The first evidence is interest rates. Published interest rates tend to mix up different things--different loan and deposit maturities, or subsidized and unsubsidized loans. The most consistent and reliable indicator of interest rates is average demandable interbank rates, which is published only monthly. It looks like this:
The central bank normally published a weighted average of interbank rates across maturities on a daily basis; however, they have not published since Tuesday, when the rate jumped to 13.7% from 11.7% the day before (right around the average for the month). Similarly, the international reserves number also seems to be facing some delay. Tighter monetary conditions seem not only to be driving up the interbank rate, but also the peso: it strengthened by about 2% during the month of April, and it is not clear whether this will continue. But it is a further sign of tighter conditions.

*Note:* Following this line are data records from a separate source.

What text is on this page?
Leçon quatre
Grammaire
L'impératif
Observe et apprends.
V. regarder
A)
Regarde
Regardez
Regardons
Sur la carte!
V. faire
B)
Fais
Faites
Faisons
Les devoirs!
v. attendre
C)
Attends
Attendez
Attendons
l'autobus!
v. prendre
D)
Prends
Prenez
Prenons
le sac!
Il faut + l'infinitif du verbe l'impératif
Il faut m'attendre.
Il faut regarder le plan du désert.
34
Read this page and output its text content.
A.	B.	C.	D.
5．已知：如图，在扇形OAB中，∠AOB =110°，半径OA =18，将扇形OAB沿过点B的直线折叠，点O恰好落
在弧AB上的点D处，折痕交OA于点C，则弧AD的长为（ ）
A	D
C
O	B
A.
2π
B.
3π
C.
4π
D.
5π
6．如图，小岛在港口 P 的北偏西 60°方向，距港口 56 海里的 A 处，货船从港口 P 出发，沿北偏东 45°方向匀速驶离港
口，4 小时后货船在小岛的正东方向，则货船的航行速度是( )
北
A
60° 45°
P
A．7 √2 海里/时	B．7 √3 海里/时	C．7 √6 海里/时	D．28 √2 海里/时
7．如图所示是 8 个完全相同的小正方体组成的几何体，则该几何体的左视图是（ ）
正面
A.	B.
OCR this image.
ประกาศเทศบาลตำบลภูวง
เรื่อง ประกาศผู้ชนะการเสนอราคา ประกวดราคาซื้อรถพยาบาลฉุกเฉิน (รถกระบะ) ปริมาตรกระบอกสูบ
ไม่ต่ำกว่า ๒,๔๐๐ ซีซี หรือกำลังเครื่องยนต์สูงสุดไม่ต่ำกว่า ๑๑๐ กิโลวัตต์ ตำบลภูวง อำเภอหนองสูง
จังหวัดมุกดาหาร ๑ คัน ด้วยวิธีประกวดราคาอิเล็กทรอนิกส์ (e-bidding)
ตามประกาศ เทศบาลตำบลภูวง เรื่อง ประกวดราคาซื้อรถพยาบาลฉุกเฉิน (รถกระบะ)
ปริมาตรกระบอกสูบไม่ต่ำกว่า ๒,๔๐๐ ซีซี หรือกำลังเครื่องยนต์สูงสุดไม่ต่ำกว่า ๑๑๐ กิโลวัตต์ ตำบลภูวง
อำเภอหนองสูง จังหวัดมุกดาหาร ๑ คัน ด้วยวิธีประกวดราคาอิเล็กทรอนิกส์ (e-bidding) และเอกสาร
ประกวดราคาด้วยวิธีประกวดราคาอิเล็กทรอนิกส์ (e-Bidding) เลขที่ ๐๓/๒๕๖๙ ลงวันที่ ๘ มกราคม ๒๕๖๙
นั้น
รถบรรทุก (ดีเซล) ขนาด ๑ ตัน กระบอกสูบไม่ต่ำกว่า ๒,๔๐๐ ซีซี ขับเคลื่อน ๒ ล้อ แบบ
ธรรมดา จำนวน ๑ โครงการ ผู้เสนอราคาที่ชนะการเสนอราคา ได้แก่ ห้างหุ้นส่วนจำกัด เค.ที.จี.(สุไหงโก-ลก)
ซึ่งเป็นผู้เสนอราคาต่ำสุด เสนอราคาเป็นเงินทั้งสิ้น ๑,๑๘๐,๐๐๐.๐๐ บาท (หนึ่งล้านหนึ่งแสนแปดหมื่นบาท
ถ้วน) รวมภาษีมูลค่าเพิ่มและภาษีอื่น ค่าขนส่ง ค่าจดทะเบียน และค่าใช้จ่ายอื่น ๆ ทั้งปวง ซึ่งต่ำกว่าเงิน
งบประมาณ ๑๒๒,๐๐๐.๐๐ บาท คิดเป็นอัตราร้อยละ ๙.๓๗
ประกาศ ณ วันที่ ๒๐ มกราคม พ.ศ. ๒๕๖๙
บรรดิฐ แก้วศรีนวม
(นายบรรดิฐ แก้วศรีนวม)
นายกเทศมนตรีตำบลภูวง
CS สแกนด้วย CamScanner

Why tighten now, with a national elections just weeks away? This is not entirely clear, though the monetary aggregates (M2 & M3 in particular) have been growing quickly: in the year to April, by about 15%, as opposed to 10-11% in a normal year (to accommodate 4% target inflation + 5% growth + 1-2% financial deepening of the economy). And the central bank has left the very visible policy rate unchanged, perhaps to not draw attention to the tightening.
And the impact? The most remarked-on missing number, however, is the number from economic growth in March. January and February were encouraging 5.6% and 6.2% in February, respectively. Normally, this number is bublished along with the monthly statement of the Monetary Policy Operations Committee (COMA) on the last working day of each month. When the number is really good, it even gets published before the COMA meeting (6.2% number for February was published on March 25, for example). Technical difficulty, or political withholding of a bad number? The central bank isn't saying.
What we do know is that the formal sector payroll number dropped by 2.2% in February from the month before, a contraction far higher than any other in recent years (excluding the pandemic onset). Also, exports were down 12% and imports down by 15% in March. So a weak growth number for March would hardly be a surprise.
We are now just two weeks from Election Day, May 19. The incumbent government can't be pleased with either the economic numbers or the central bank's apparent dedication to fighting inflation, as the opposition is hammering it on various economic issues. It will be an interesting two weeks!